Все это не отрицает наличия у Маркса положений, требующих критического отношения. Но коль скоро всякая система идей есть целое, в ней действует своя иерархия идейных ценностей. Есть фундаментальные положения, ради сохранения которых приходится отказываться и от множества частных, не всегда удачных конкретизации, а иногда и от некоторых ключевых обобщений. Исходить из этого, значит отказываться от формально-логического «объяснения» отдельных высказываний и действий и становиться на позицию понимания – проблемы герменевтики распространимы не только на умолкшие культуры и тексты, но и на то, что живо в повседневном, в том числе и политическом, обиходе. Вообще, в марксизме надо различать философско-историческую модель, построенную на предельных теоретических основаниях и так или иначе воспринятую многими направлениями последующего развития социально-философской мысли, и ее частные разработки и приложения, пусть даже авторские. Это говорится не для того, чтобы выгораживать Маркса, который в этом, собственно, и не нуждается, а чтобы подчеркнуть необходимость видеть действительные истоки «апологетического» сознания, частью вовсе не доктринальные, частью лежащие в более глубоких свойствах канонизированной доктрины. В конце концов, каждый сам выбирает не только то, что ему ближе в учении, но и самого учителя – и делает это по собственным основаниям, которые как раз и должны быть поняты. Этим не снимается извечная проблема – «как слово наше отзовется». Но решаться она должна не в лоб, а с учетом сложнейшего и противоречи-вейшего опыта таких классических коллизий, как Карамазов – Смердя-ков. Более того, проблемы соотношения концептуального поиска и реального социально-исторического действия могут выставить свои, особые сложности, иные, чем в обычном межчеловеческом общении.

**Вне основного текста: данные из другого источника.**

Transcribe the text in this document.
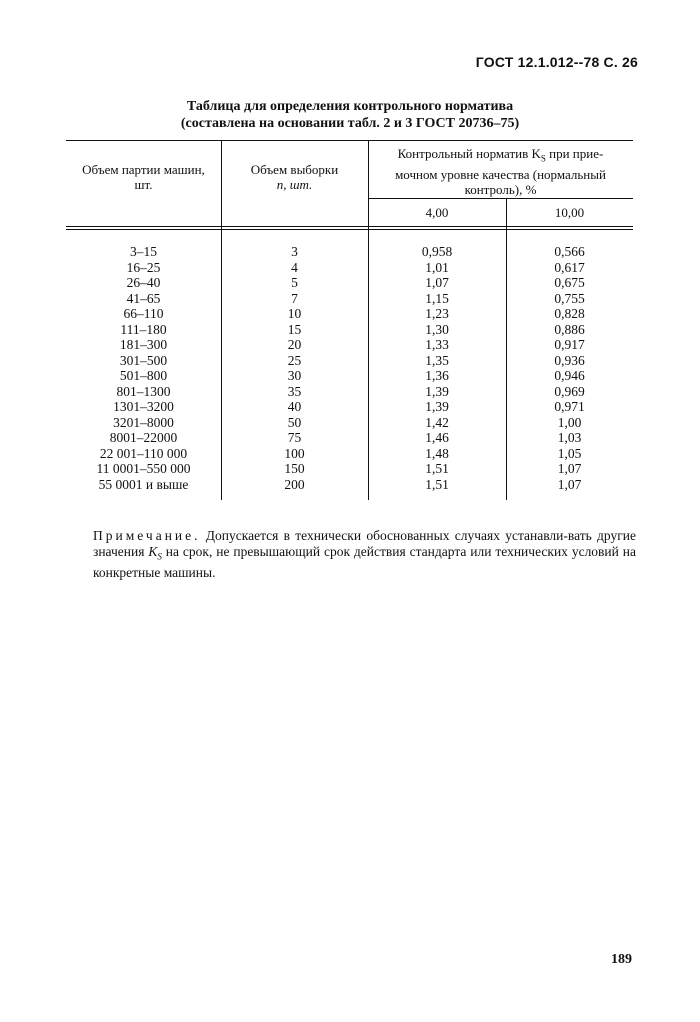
ГОСТ 12.1.012--78 С. 26
Таблица для определения контрольного норматива
(составлена на основании табл. 2 и 3 ГОСТ 20736–75)
Объем партии машин,
шт.
Объем выборки
n, шт.
Контрольный норматив $K_S$ при прие-
мочном уровне качества (нормальный
контроль), %
4,00	10,00
3–15
16–25
26–40
41–65
66–110
111–180
181–300
301–500
501–800
801–1300
1301–3200
3201–8000
8001–22000
22 001–110 000
11 0001–550 000
55 0001 и выше
3
4
5
7
10
15
20
25
30
35
40
50
75
100
150
200
0,958
1,01
1,07
1,15
1,23
1,30
1,33
1,35
1,36
1,39
1,39
1,42
1,46
1,48
1,51
1,51
0,566
0,617
0,675
0,755
0,828
0,886
0,917
0,936
0,946
0,969
0,971
1,00
1,03
1,05
1,07
1,07
Примечание. Допускается в технически обоснованных случаях устанавли-вать другие значения $K_S$ на срок, не превышающий срок действия стандарта или технических условий на конкретные машины.
189
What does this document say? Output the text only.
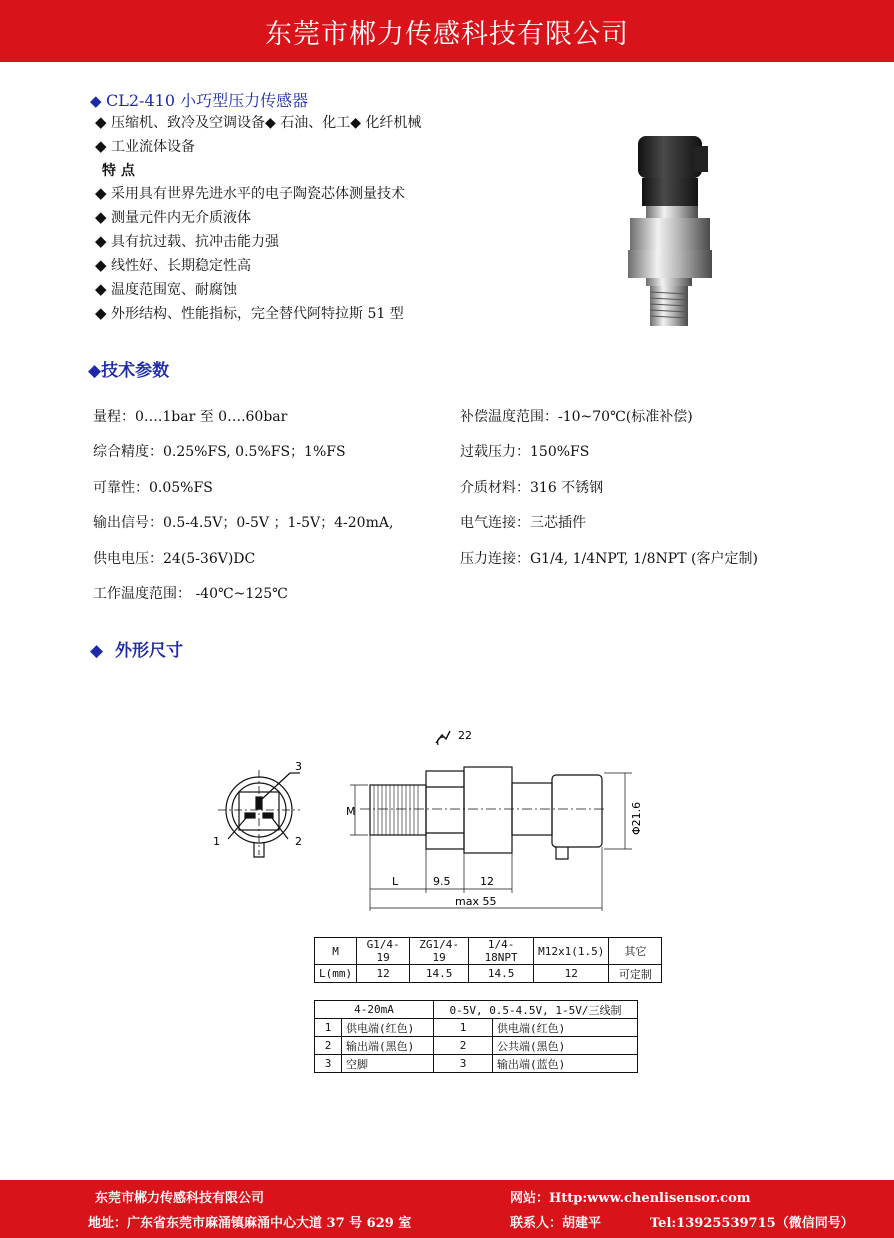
东莞市郴力传感科技有限公司
◆ CL2-410 小巧型压力传感器
◆ 压缩机、致冷及空调设备◆ 石油、化工◆ 化纤机械
◆ 工业流体设备
特 点
◆ 采用具有世界先进水平的电子陶瓷芯体测量技术
◆ 测量元件内无介质液体
◆ 具有抗过载、抗冲击能力强
◆ 线性好、长期稳定性高
◆ 温度范围宽、耐腐蚀
◆ 外形结构、性能指标，完全替代阿特拉斯 51 型
◆技术参数
量程：0….1bar 至 0….60bar
综合精度：0.25%FS, 0.5%FS；1%FS
可靠性：0.05%FS
输出信号：0.5-4.5V；0-5V ；1-5V；4-20mA,
供电电压：24(5-36V)DC
工作温度范围： -40℃~125℃
补偿温度范围：-10~70℃(标准补偿)
过载压力：150%FS
介质材料：316 不锈钢
电气连接：三芯插件
压力连接：G1/4, 1/4NPT, 1/8NPT (客户定制)
◆ 外形尺寸
3
1	2
22
M
L	9.5	12
max 55
Φ21.6
M	G1/4-19	ZG1/4-19	1/4-18NPT	M12x1(1.5)	其它
L(mm)	12	14.5	14.5	12	可定制
4-20mA		0-5V, 0.5-4.5V, 1-5V/三线制	
1	供电端(红色)	1	供电端(红色)
2	输出端(黑色)	2	公共端(黑色)
3	空脚	3	输出端(蓝色)
东莞市郴力传感科技有限公司	网站：Http:www.chenlisensor.com
地址：广东省东莞市麻涌镇麻涌中心大道 37 号 629 室	联系人：胡建平	Tel:13925539715（微信同号）
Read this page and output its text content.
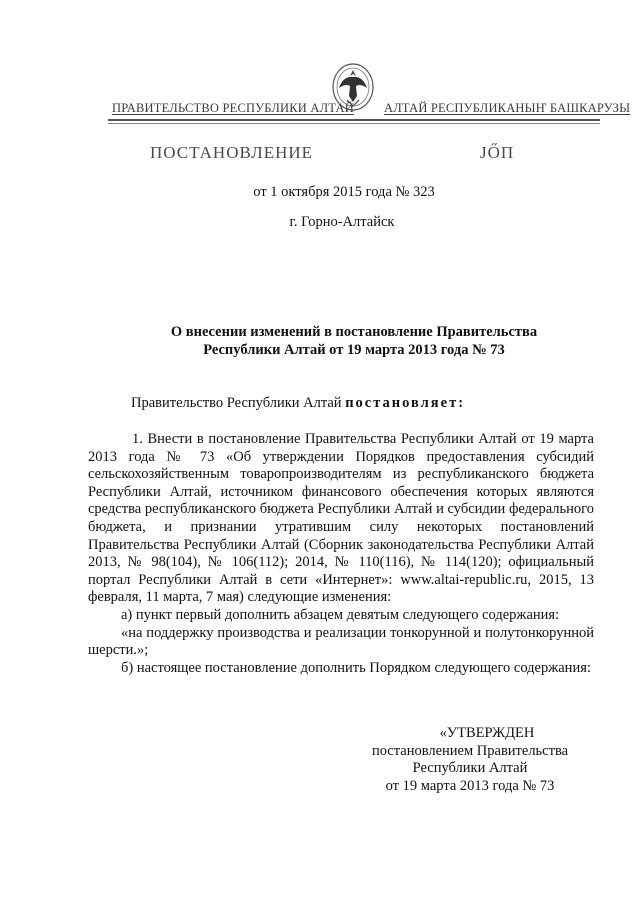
ПРАВИТЕЛЬСТВО РЕСПУБЛИКИ АЛТАЙ АЛТАЙ РЕСПУБЛИКАНЫҤ БАШКАРУЗЫ
ПОСТАНОВЛЕНИЕ	JŐП
от 1 октября 2015 года № 323
г. Горно-Алтайск
О внесении изменений в постановление Правительства
Республики Алтай от 19 марта 2013 года № 73
Правительство Республики Алтай постановляет:

1. Внести в постановление Правительства Республики Алтай от 19 марта 2013 года № 73 «Об утверждении Порядков предоставления субсидий сельскохозяйственным товаропроизводителям из республиканского бюджета Республики Алтай, источником финансового обеспечения которых являются средства республиканского бюджета Республики Алтай и субсидии федерального бюджета, и признании утратившим силу некоторых постановлений Правительства Республики Алтай (Сборник законодательства Республики Алтай 2013, № 98(104), № 106(112); 2014, № 110(116), № 114(120); официальный портал Республики Алтай в сети «Интернет»: www.altai-republic.ru, 2015, 13 февраля, 11 марта, 7 мая) следующие изменения:

а) пункт первый дополнить абзацем девятым следующего содержания:

«на поддержку производства и реализации тонкорунной и полутонкорунной шерсти.»;

б) настоящее постановление дополнить Порядком следующего содержания:

«УТВЕРЖДЕН
постановлением Правительства
Республики Алтай
от 19 марта 2013 года № 73
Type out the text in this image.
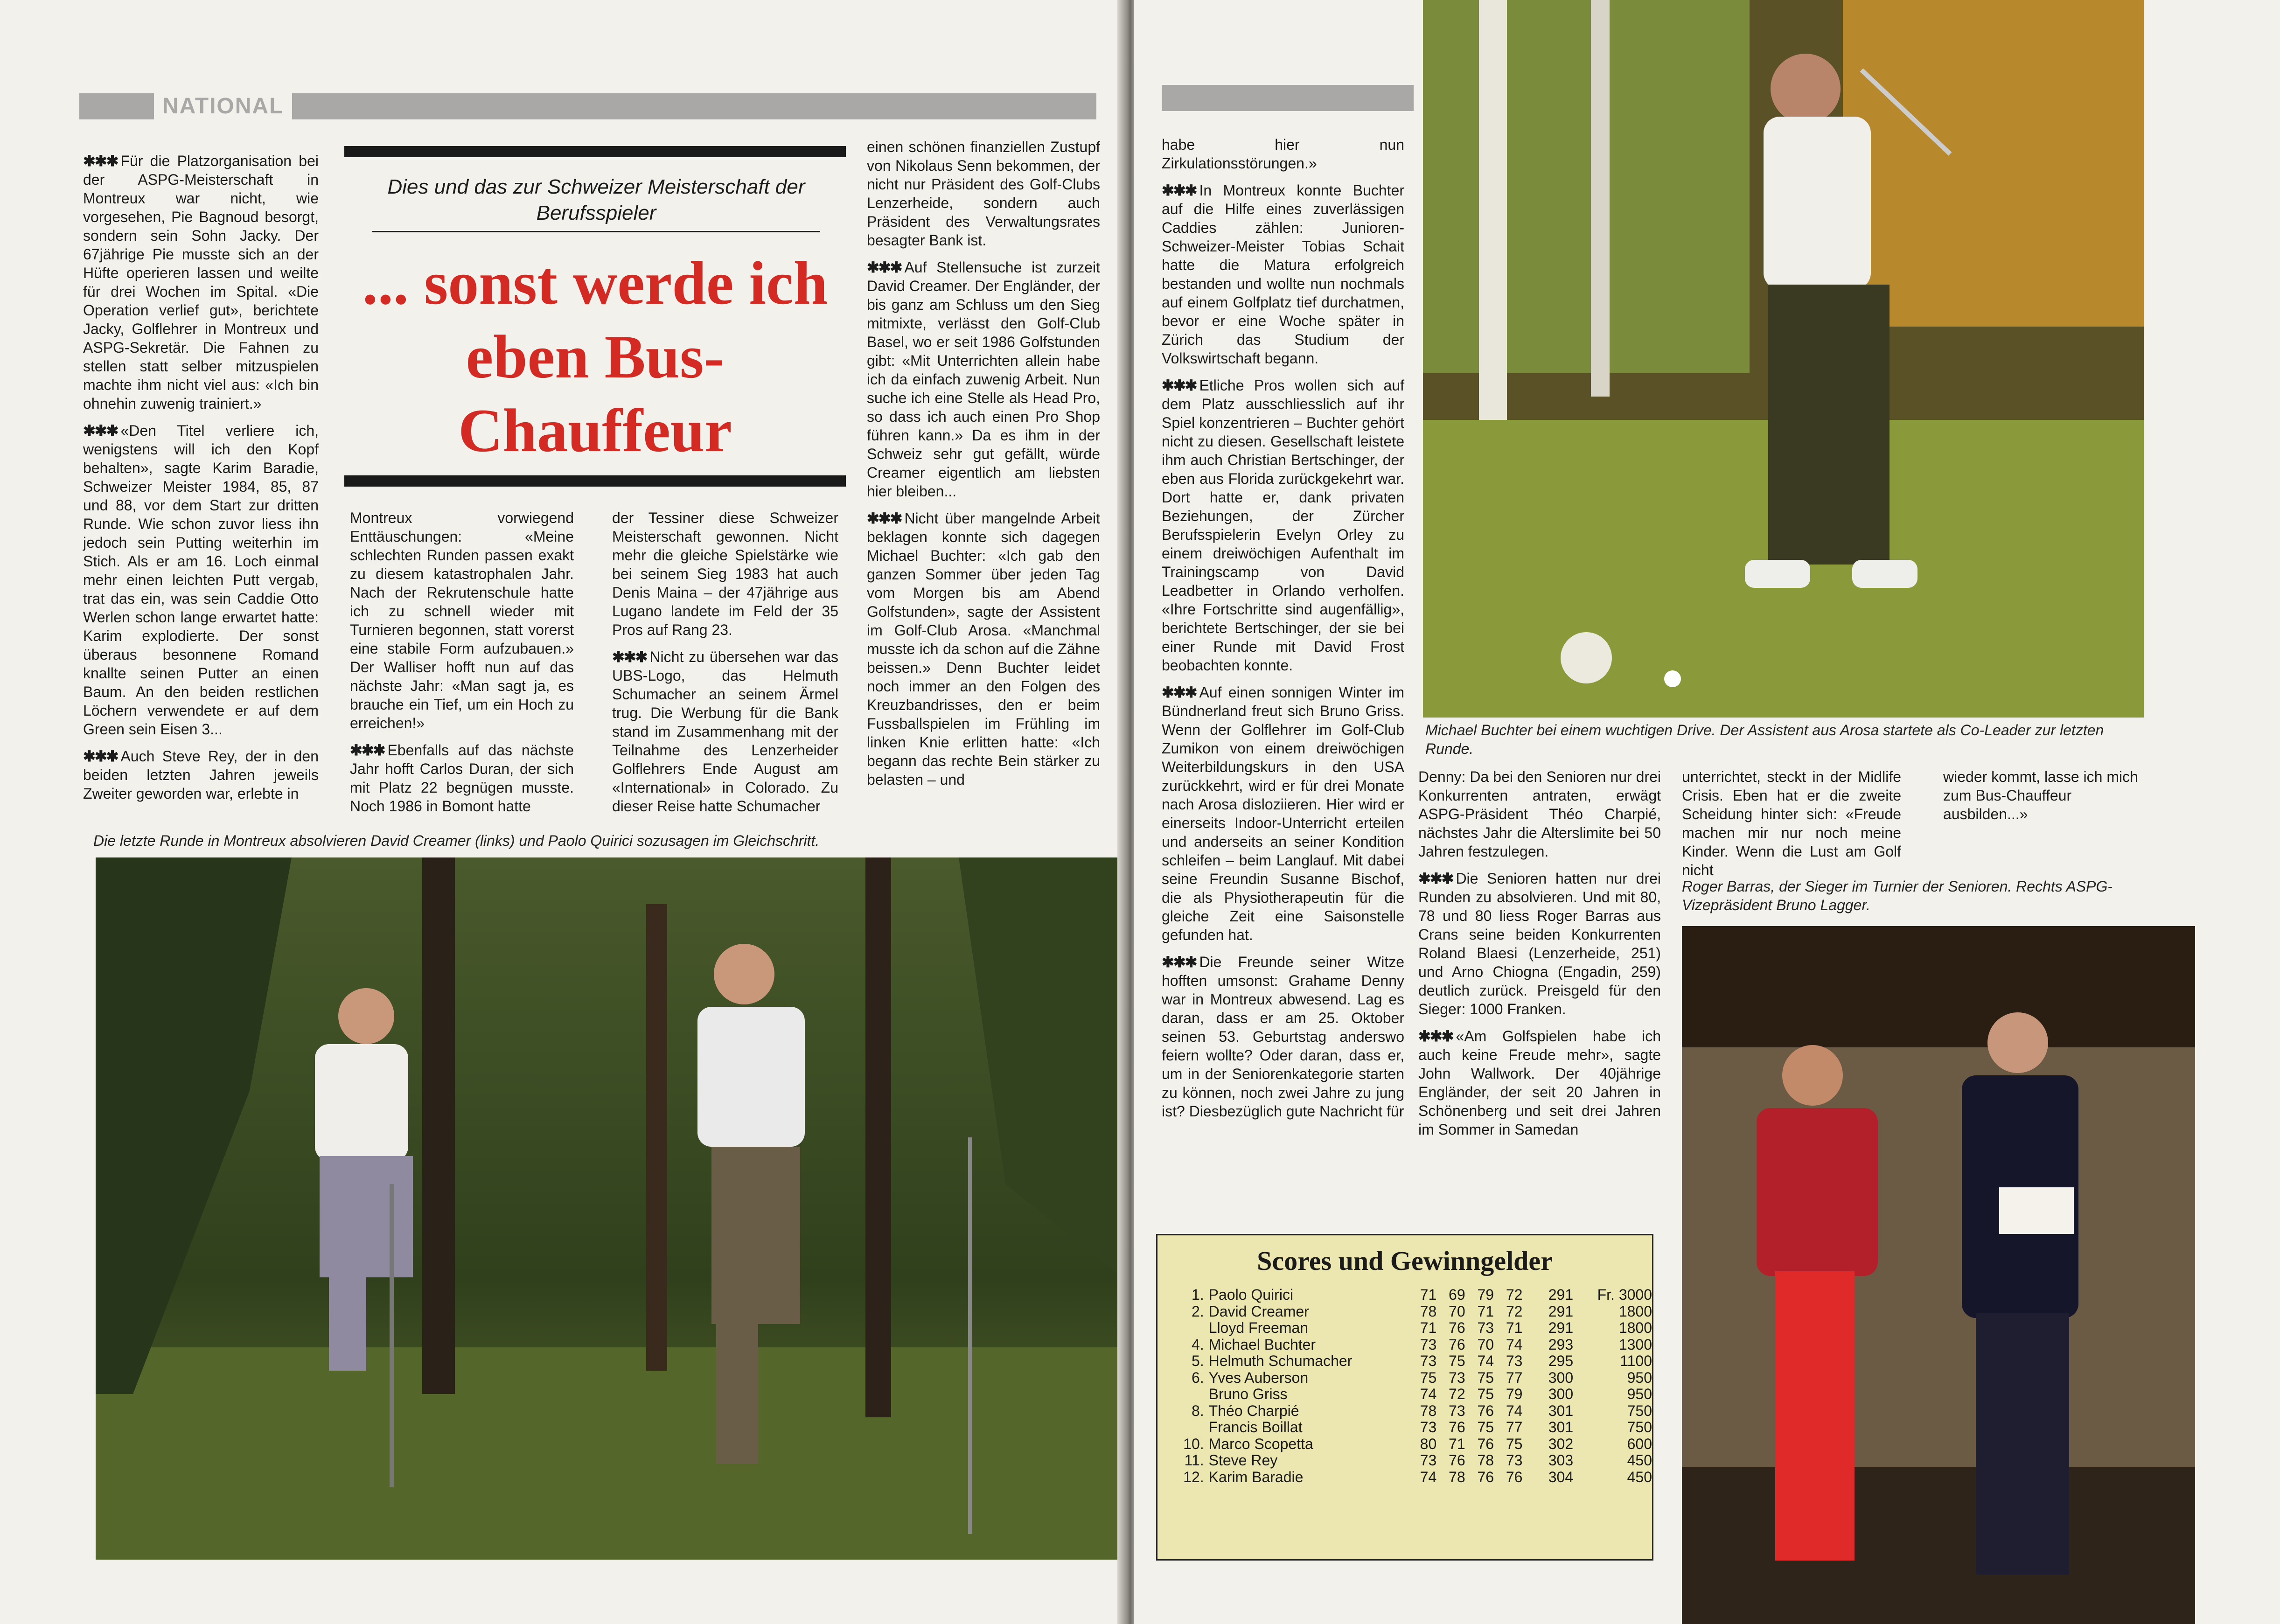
NATIONAL

✱✱✱ Für die Platzorganisation bei der ASPG-Meisterschaft in Montreux war nicht, wie vorgesehen, Pie Bagnoud besorgt, sondern sein Sohn Jacky. Der 67jährige Pie musste sich an der Hüfte operieren lassen und weilte für drei Wochen im Spital. «Die Operation verlief gut», berichtete Jacky, Golflehrer in Montreux und ASPG-Sekretär. Die Fahnen zu stellen statt selber mitzuspielen machte ihm nicht viel aus: «Ich bin ohnehin zuwenig trainiert.»

✱✱✱ «Den Titel verliere ich, wenigstens will ich den Kopf behalten», sagte Karim Baradie, Schweizer Meister 1984, 85, 87 und 88, vor dem Start zur dritten Runde. Wie schon zuvor liess ihn jedoch sein Putting weiterhin im Stich. Als er am 16. Loch einmal mehr einen leichten Putt vergab, trat das ein, was sein Caddie Otto Werlen schon lange erwartet hatte: Karim explodierte. Der sonst überaus besonnene Romand knallte seinen Putter an einen Baum. An den beiden restlichen Löchern verwendete er auf dem Green sein Eisen 3...

✱✱✱ Auch Steve Rey, der in den beiden letzten Jahren jeweils Zweiter geworden war, erlebte in

Dies und das zur Schweizer Meisterschaft der Berufsspieler
... sonst werde ich eben Bus-Chauffeur

Montreux vorwiegend Enttäuschungen: «Meine schlechten Runden passen exakt zu diesem katastrophalen Jahr. Nach der Rekrutenschule hatte ich zu schnell wieder mit Turnieren begonnen, statt vorerst eine stabile Form aufzubauen.» Der Walliser hofft nun auf das nächste Jahr: «Man sagt ja, es brauche ein Tief, um ein Hoch zu erreichen!»

✱✱✱ Ebenfalls auf das nächste Jahr hofft Carlos Duran, der sich mit Platz 22 begnügen musste. Noch 1986 in Bomont hatte

der Tessiner diese Schweizer Meisterschaft gewonnen. Nicht mehr die gleiche Spielstärke wie bei seinem Sieg 1983 hat auch Denis Maina – der 47jährige aus Lugano landete im Feld der 35 Pros auf Rang 23.

✱✱✱ Nicht zu übersehen war das UBS-Logo, das Helmuth Schumacher an seinem Ärmel trug. Die Werbung für die Bank stand im Zusammenhang mit der Teilnahme des Lenzerheider Golflehrers Ende August am «International» in Colorado. Zu dieser Reise hatte Schumacher

einen schönen finanziellen Zustupf von Nikolaus Senn bekommen, der nicht nur Präsident des Golf-Clubs Lenzerheide, sondern auch Präsident des Verwaltungsrates besagter Bank ist.

✱✱✱ Auf Stellensuche ist zurzeit David Creamer. Der Engländer, der bis ganz am Schluss um den Sieg mitmixte, verlässt den Golf-Club Basel, wo er seit 1986 Golfstunden gibt: «Mit Unterrichten allein habe ich da einfach zuwenig Arbeit. Nun suche ich eine Stelle als Head Pro, so dass ich auch einen Pro Shop führen kann.» Da es ihm in der Schweiz sehr gut gefällt, würde Creamer eigentlich am liebsten hier bleiben...

✱✱✱ Nicht über mangelnde Arbeit beklagen konnte sich dagegen Michael Buchter: «Ich gab den ganzen Sommer über jeden Tag vom Morgen bis am Abend Golfstunden», sagte der Assistent im Golf-Club Arosa. «Manchmal musste ich da schon auf die Zähne beissen.» Denn Buchter leidet noch immer an den Folgen des Kreuzbandrisses, den er beim Fussballspielen im Frühling im linken Knie erlitten hatte: «Ich begann das rechte Bein stärker zu belasten – und

Die letzte Runde in Montreux absolvieren David Creamer (links) und Paolo Quirici sozusagen im Gleichschritt.

habe hier nun Zirkulationsstörungen.»

✱✱✱ In Montreux konnte Buchter auf die Hilfe eines zuverlässigen Caddies zählen: Junioren-Schweizer-Meister Tobias Schait hatte die Matura erfolgreich bestanden und wollte nun nochmals auf einem Golfplatz tief durchatmen, bevor er eine Woche später in Zürich das Studium der Volkswirtschaft begann.

✱✱✱ Etliche Pros wollen sich auf dem Platz ausschliesslich auf ihr Spiel konzentrieren – Buchter gehört nicht zu diesen. Gesellschaft leistete ihm auch Christian Bertschinger, der eben aus Florida zurückgekehrt war. Dort hatte er, dank privaten Beziehungen, der Zürcher Berufsspielerin Evelyn Orley zu einem dreiwöchigen Aufenthalt im Trainingscamp von David Leadbetter in Orlando verholfen. «Ihre Fortschritte sind augenfällig», berichtete Bertschinger, der sie bei einer Runde mit David Frost beobachten konnte.

✱✱✱ Auf einen sonnigen Winter im Bündnerland freut sich Bruno Griss. Wenn der Golflehrer im Golf-Club Zumikon von einem dreiwöchigen Weiterbildungskurs in den USA zurückkehrt, wird er für drei Monate nach Arosa disloziieren. Hier wird er einerseits Indoor-Unterricht erteilen und anderseits an seiner Kondition schleifen – beim Langlauf. Mit dabei seine Freundin Susanne Bischof, die als Physiotherapeutin für die gleiche Zeit eine Saisonstelle gefunden hat.

✱✱✱ Die Freunde seiner Witze hofften umsonst: Grahame Denny war in Montreux abwesend. Lag es daran, dass er am 25. Oktober seinen 53. Geburtstag anderswo feiern wollte? Oder daran, dass er, um in der Seniorenkategorie starten zu können, noch zwei Jahre zu jung ist? Diesbezüglich gute Nachricht für

Michael Buchter bei einem wuchtigen Drive. Der Assistent aus Arosa startete als Co-Leader zur letzten Runde.

Denny: Da bei den Senioren nur drei Konkurrenten antraten, erwägt ASPG-Präsident Théo Charpié, nächstes Jahr die Alterslimite bei 50 Jahren festzulegen.

✱✱✱ Die Senioren hatten nur drei Runden zu absolvieren. Und mit 80, 78 und 80 liess Roger Barras aus Crans seine beiden Konkurrenten Roland Blaesi (Lenzerheide, 251) und Arno Chiogna (Engadin, 259) deutlich zurück. Preisgeld für den Sieger: 1000 Franken.

✱✱✱ «Am Golfspielen habe ich auch keine Freude mehr», sagte John Wallwork. Der 40jährige Engländer, der seit 20 Jahren in Schönenberg und seit drei Jahren im Sommer in Samedan

unterrichtet, steckt in der Midlife Crisis. Eben hat er die zweite Scheidung hinter sich: «Freude machen mir nur noch meine Kinder. Wenn die Lust am Golf nicht

wieder kommt, lasse ich mich zum Bus-Chauffeur ausbilden...»

Roger Barras, der Sieger im Turnier der Senioren. Rechts ASPG-Vizepräsident Bruno Lagger.
Scores und Gewinngelder
1.	Paolo Quirici	71	69	79	72	291	Fr. 3000
2.	David Creamer	78	70	71	72	291	1800
	Lloyd Freeman	71	76	73	71	291	1800
4.	Michael Buchter	73	76	70	74	293	1300
5.	Helmuth Schumacher	73	75	74	73	295	1100
6.	Yves Auberson	75	73	75	77	300	950
	Bruno Griss	74	72	75	79	300	950
8.	Théo Charpié	78	73	76	74	301	750
	Francis Boillat	73	76	75	77	301	750
10.	Marco Scopetta	80	71	76	75	302	600
11.	Steve Rey	73	76	78	73	303	450
12.	Karim Baradie	74	78	76	76	304	450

Возможно, иногда вообще имеет смысл отказываться от представлений об однонаправленности идейных воздействий во времени – из прошлого в будущее, от идеи к ее воплощению. В известном смысле время эволюции сознания не необратимо: под поверхностью хорошо видимых идейных влияний возникают и обратные течения – «злоба дня» управляет пониманием идеи и ученик задним числом как бы оказывает влияние на учителя. В сталинизме же мы тем более имеем дело с особым, хотя и весьма распространенным типом сознания, в котором не понимание теории определяет политическое поведение, а, наоборот, спонтанная политическая практика определяет понимание теории.

Как бы там ни было, сталинский вариант «реализации теории Маркса» кое-что раскрывает в самом марксизме и в том, как он был у нас воспринят. Но уже не на уровне прямого и непосредственного перенесения отдельных формулировок, а в плане скорее экзистенциальном, касающемся общего мирочувствия и ощущения себя в истории.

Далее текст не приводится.